The Pitots have not been "excluded form the chain that led to the accident," he said.

Kieran Daly, editor of Air Transport Intelligence, said although investigators seem to know very little about what happened due to "a horrendous lack of evidence" it was significant that the plane landed the right way up.

"It suggests they were in some kind of flight attitude," he said.

But he warned that "without finding the black boxes it's going to be phenomenally difficult, maybe impossible, to determine what happened."

Bouillard said life vests found among the wreckage were not inflated, suggesting that passengers were not prepared for a crash landing in the water. The pilots apparently also did not send any mayday calls.

He said there was "no information" suggesting a need to ground the world's fleet of more than 600 A330 planes as a result of the crash.

"As far as I'm concerned there's no problem flying these aircraft," he said.

A burst of automated messages emitted by the plane before it fell gave rescuers only a vague location to begin their search, which has failed to locate the plane's black boxes in the vast ocean expanse. The chances of finding the flight recorders are falling daily as the signals they emit fade. Without them, the full causes of the tragic accident may never be known.

The black boxes — which are in reality bright orange — are resting somewhere on an underwater mountain range filled with crevasses and rough, uneven terrain. Bouillard said the search for the plane's black boxes has been extended by 10 days through July 10.

The remote location, combined with the mystery of what happened to the plane — the pilots had either no time or no radio frequency to make a mayday call — makes the inquiry exceptionally challenging.

Bouillard said French investigators have yet to receive any information from Brazilian authorities about the results of the autopsies on the 51 bodies recovered from the site.

Families of the victims met with officials from BEA, Air France and the French transport ministry before the report was released Thursday. An association of families addressed a letter to the CEO of Air France, Pierre-Henri Gourgeon, demanding answers to several questions about the plane.

Investigators should have an easier time recovering debris and black boxes in the crash of a Yemeni Airbus 310 with 153 people on board that went down Tuesday just nine miles (14.5 kilometers) north of the Indian Ocean island-nation of Comoros.

Jhesu+Marie
Brantigny

1 comment:

tarasus said...

Tail of Airbus A330 made out of composite material like plastic. It is not durable as aluminum, simple crack may cause it to broke off in harsh turbulence. It happen once before in New York.

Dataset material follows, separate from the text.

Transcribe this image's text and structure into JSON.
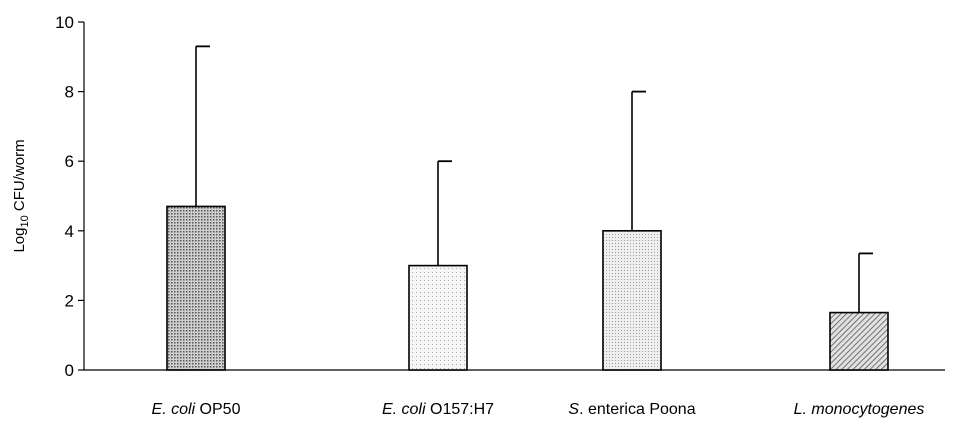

Air France try to hide it now, they occupy all families of victims with their lawyers ( www.airfrance447truth.com ), families will get close to nothing, but main think no investigation will be made other then Air France ones. It's sad that other people now in great danger of flying those airplanes from Airbus. Airbus French based company, probably owned by same people as Air France. Euros rules, isn't they? How many more people have to die?